The [i]average[/i] probability of success per polynomial is the same
across all polynomials.

[QUOTE=R.D. Silverman;259600]Not [i]quite[/i]. For a given polynomial, q(x), as we sieve q(r + p_i x)
for x = ....-2, -1, 0, 1, ..... M, the norms that we want to be smooth
increase with increasing x. Thus, the probability of success at q(r + p_i M)
is lower than near the origin.

The [i]average[/i] probability of success per polynomial is the same
across all polynomials.[/QUOTE]

Can you give me a brief idea of the "norms" and how "smoothness" is defined on a discrete space such as the integers or integers modulo N?

[QUOTE=Christenson;259610]Can you give me a brief idea of the "norms" and how "smoothness" is defined on a discrete space such as the integers or integers modulo N?[/QUOTE]

The norm of an algebraic number is simply the product of [b]all[/b] of its
conjugates. For an element of Q (or Z), there are no conjugates, so
its norm is just itself. norm(q(x)) is just its value.

If you don't know what smoothness is, you are going to have some
difficulty. The concept is prevalent throughout all of computational
number theory. An integer N is smooth up to M if all of its prime
factors are less than M. If u = log(N)/log(M), then the probability that
a random integer near N is M-smooth is approximately u^-u. (by a theorem
of Canfield, Erdos & Pomerance). It can be estimated more accurately
through the use of Dickman's function. Knuth Vol II has an excellent
exposition on this.



Read the Crandall & Pomerance book. Take a course in number theory.
Understanding NFS will require knowledge of algebraic number theory.
Larry Washington's book is excellent for this.

[QUOTE=R.D. Silverman;259612]An integer N is smooth up to M if all of its prime
factors are less than M. If u = log(N)/log(M), then the probability that
a random integer near N is M-smooth is approximately u^-u. (by a theorem
of Canfield, Erdos & Pomerance).[/QUOTE]

That's surely older than the Erdos & Pomerance paper... isn't that approximation in Dickman's original paper?

[QUOTE=CRGreathouse;259614]That's surely older than the Erdos & Pomerance paper... isn't that approximation in Dickman's original paper?[/QUOTE]

I don't know. I would need to check.
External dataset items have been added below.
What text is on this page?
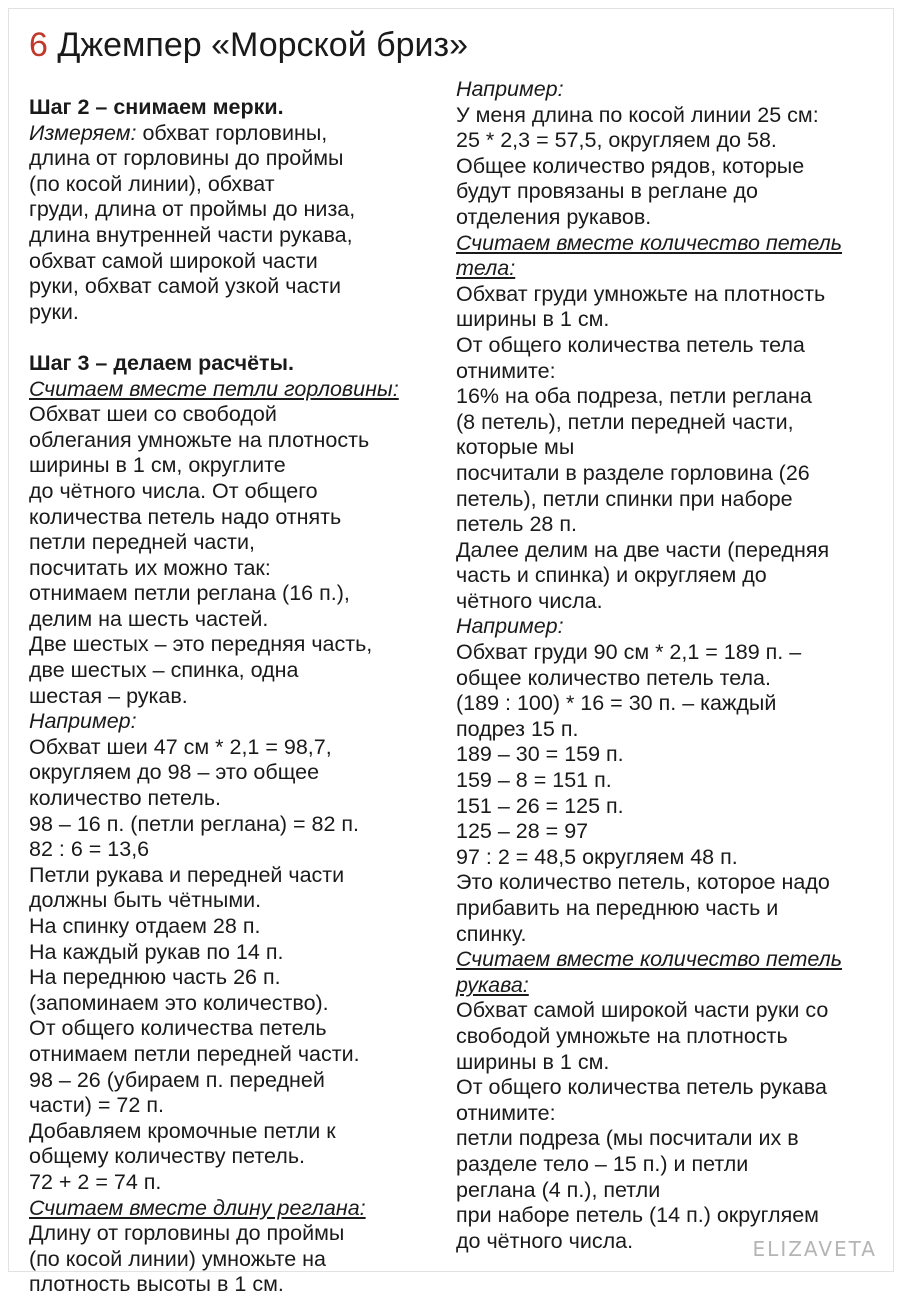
6 Джемпер «Морской бриз»
Шаг 2 – снимаем мерки.
Измеряем: обхват горловины,
длина от горловины до проймы
(по косой линии), обхват
груди, длина от проймы до низа,
длина внутренней части рукава,
обхват самой широкой части
руки, обхват самой узкой части
руки.
Шаг 3 – делаем расчёты.
Считаем вместе петли горловины:
Обхват шеи со свободой
облегания умножьте на плотность
ширины в 1 см, округлите
до чётного числа. От общего
количества петель надо отнять
петли передней части,
посчитать их можно так:
отнимаем петли реглана (16 п.),
делим на шесть частей.
Две шестых – это передняя часть,
две шестых – спинка, одна
шестая – рукав.
Например:
Обхват шеи 47 см * 2,1 = 98,7,
округляем до 98 – это общее
количество петель.
98 – 16 п. (петли реглана) = 82 п.
82 : 6 = 13,6
Петли рукава и передней части
должны быть чётными.
На спинку отдаем 28 п.
На каждый рукав по 14 п.
На переднюю часть 26 п.
(запоминаем это количество).
От общего количества петель
отнимаем петли передней части.
98 – 26 (убираем п. передней
части) = 72 п.
Добавляем кромочные петли к
общему количеству петель.
72 + 2 = 74 п.
Считаем вместе длину реглана:
Длину от горловины до проймы
(по косой линии) умножьте на
плотность высоты в 1 см.
Например:
У меня длина по косой линии 25 см:
25 * 2,3 = 57,5, округляем до 58.
Общее количество рядов, которые
будут провязаны в реглане до
отделения рукавов.
Считаем вместе количество петель
тела:
Обхват груди умножьте на плотность
ширины в 1 см.
От общего количества петель тела
отнимите:
16% на оба подреза, петли реглана
(8 петель), петли передней части,
которые мы
посчитали в разделе горловина (26
петель), петли спинки при наборе
петель 28 п.
Далее делим на две части (передняя
часть и спинка) и округляем до
чётного числа.
Например:
Обхват груди 90 см * 2,1 = 189 п. –
общее количество петель тела.
(189 : 100) * 16 = 30 п. – каждый
подрез 15 п.
189 – 30 = 159 п.
159 – 8 = 151 п.
151 – 26 = 125 п.
125 – 28 = 97
97 : 2 = 48,5 округляем 48 п.
Это количество петель, которое надо
прибавить на переднюю часть и
спинку.
Считаем вместе количество петель
рукава:
Обхват самой широкой части руки со
свободой умножьте на плотность
ширины в 1 см.
От общего количества петель рукава
отнимите:
петли подреза (мы посчитали их в
разделе тело – 15 п.) и петли
реглана (4 п.), петли
при наборе петель (14 п.) округляем
до чётного числа.	ELIZAVETA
However, it is indeed a
theorem by Canfield, Erdos, and Pomerance, from the paper
"On a problem of Oppenheim concerning "Factorisatio Numerorum"

from 1983.

[QUOTE=R.D. Silverman;259600]Not [i]quite[/i]. For a given polynomial, q(x), as we sieve q(r + p_i x)
for x = ....-2, -1, 0, 1, ..... M, the norms that we want to be smooth
increase with increasing x.
<snip>

.[/QUOTE]

Mea Culpa. The above should be "with increasing |x|".

[QUOTE=R.D. Silverman;259612]The norm of an algebraic number is simply the product of [b]all[/b] of its
conjugates. For an element of Q (or Z), there are no conjugates, so
its norm is just itself. norm(q(x)) is just its value.

If you don't know what smoothness is, you are going to have some
difficulty. The concept is prevalent throughout all of computational
number theory. An integer N is smooth up to M if all of its prime
factors are less than M. If u = log(N)/log(M), then the probability that
a random integer near N is M-smooth is approximately u^-u. (by a theorem
of Canfield, Erdos & Pomerance). It can be estimated more accurately
through the use of Dickman's function. Knuth Vol II has an excellent
exposition on this.

Read the Crandall & Pomerance book. Take a course in number theory.
Understanding NFS will require knowledge of algebraic number theory.
Larry Washington's book is excellent for this.[/QUOTE]

The definition of smoothness makes sense...just having trouble figuring out how that property got to be called smooth....

As for the course in number theory, I'm getting it by correspondence here, from you, and I thank you for your tolerance...I'm still trying to understand the MP part of MPQS, certain distractions (counting chess positions, linux GPU drivers) keep getting in the way, not to mention my day job, which pays for it all.

[QUOTE=Christenson;260198]The definition of smoothness makes sense...just having trouble figuring out how that property got to be called smooth....

.[/QUOTE]

smooth = fine-grained = many factors

It's just a name. Why worry over a name??